Sarah Blugis, a sophomore majoring in political communication, is a Hatchet columnist.
I don’t usually read the blog Total Sorority Move.
But when the post “34 Signs You Went to a City College” – with lines like “not only do you have to deal with annoying student organizations, you have to deal with homeless people” – bounced around GW students’ Facebook feeds last week, I wanted to learn more about the popular site.
It didn’t take me long to find a post that had me even more disgusted. By a former GW student, no less.
College girls should stop pretending that they were raped, wrote Catie Warren – who nicknamed herself “From Rush to Rehab” – in a post called “Stop Crying Rape.” If a woman is drunk and is sexually assaulted, apparently it’s her fault.
The post focuses on the idea that any girl who drinks too much should accept the risk of being sexually assaulted. Warren claims that girls regret having sex and then use rape as a method of avoiding responsibility.
“Faced with our poor decisions from the night before,” she explains, “we had no excuse but to take them all back. After all, that’s what all of the flyers and the seminars and the PSAs said.”
Of course, everyone makes mistakes. It happens. Sober, drunk or anything in between, most college students can relate to regretting a hook-up the night before. But there is a fundamental difference between regret and rape.
Warren seems to be under the impression that every Saturday morning at GW, groups of girls file into the UPD office to report their drunken hookups as rape. But as we can clearly see by the low number of sexual assaults actually reported, this is absolutely not the case.

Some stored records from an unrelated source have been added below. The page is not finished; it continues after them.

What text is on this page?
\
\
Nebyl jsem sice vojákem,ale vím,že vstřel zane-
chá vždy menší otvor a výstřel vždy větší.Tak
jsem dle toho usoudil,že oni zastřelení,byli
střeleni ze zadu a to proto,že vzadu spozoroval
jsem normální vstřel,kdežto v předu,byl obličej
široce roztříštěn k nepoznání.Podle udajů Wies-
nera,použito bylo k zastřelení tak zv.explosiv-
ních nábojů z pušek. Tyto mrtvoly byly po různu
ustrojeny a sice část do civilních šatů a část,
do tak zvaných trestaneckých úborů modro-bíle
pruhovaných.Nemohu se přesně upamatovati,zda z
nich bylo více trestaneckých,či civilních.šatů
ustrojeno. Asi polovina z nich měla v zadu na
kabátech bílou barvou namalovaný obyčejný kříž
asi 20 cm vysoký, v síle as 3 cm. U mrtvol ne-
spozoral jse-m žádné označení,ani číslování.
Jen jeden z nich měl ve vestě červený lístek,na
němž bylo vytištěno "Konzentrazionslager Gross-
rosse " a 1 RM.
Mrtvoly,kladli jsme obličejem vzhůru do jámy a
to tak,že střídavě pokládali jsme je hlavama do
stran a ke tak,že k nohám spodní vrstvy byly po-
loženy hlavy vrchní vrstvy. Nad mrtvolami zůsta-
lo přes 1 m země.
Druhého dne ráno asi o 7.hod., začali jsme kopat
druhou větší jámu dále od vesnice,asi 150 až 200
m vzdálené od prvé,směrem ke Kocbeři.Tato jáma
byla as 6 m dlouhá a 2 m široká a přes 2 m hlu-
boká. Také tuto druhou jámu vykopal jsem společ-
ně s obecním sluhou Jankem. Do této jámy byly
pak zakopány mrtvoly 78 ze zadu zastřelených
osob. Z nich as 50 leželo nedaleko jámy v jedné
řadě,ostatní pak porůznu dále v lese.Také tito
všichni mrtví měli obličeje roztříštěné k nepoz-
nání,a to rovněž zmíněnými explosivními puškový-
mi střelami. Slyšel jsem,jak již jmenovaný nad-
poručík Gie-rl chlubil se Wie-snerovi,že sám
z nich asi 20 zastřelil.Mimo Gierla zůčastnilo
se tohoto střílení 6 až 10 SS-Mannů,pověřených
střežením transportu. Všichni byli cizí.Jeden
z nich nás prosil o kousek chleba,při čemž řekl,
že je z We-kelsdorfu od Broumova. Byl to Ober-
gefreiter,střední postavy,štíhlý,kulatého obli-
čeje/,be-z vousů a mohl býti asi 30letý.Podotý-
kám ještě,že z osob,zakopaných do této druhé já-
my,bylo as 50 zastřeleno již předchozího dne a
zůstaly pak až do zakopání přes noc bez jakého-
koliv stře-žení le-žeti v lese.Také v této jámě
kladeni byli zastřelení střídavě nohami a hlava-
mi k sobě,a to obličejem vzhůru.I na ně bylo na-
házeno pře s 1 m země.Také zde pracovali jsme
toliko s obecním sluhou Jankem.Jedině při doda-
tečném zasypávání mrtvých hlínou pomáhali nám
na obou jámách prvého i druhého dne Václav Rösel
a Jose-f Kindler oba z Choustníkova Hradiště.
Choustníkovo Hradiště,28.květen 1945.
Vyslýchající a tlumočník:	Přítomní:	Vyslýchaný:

Very few women would put themselves through the experience of reporting sexual violence just because they wish they hadn’t had sex with someone under the influence.
In reality, only 40 instances of rape out of every 100 will be reported to the police, according to the Rape, Abuse, and Incest National Network. Here at GW, just 17 sexual assaults have been reported on campus in the last four years.
This isn’t because sexual assault and rape isn’t occurring — it’s because disgraceful columns like this one embarrass women and trivialize what they’ve gone through.
Warren’s idea that women are running away from responsibility and accountability by reporting a rape is ridiculous. In fact, The Hatchet recently profiled the difficulties of GW’s hearing process, which is extremely taxing and challenging for survivors to go through.
As a culture, according to Warren, “we’re creating a mockery of the real victims of sexual assault, the ones who are violently attacked.” Who is she to decide who is a “real” victim of sexual assault?
Any woman has the right to get as intoxicated as she likes. Additionally, she has every right to go home with whomever she likes. But if she doesn’t consent or is too intoxicated to consent to sex, it’s rape.
Writing a column scolding drunk women for being raped isn’t feminism — it’s embarrassing, and we can do much better.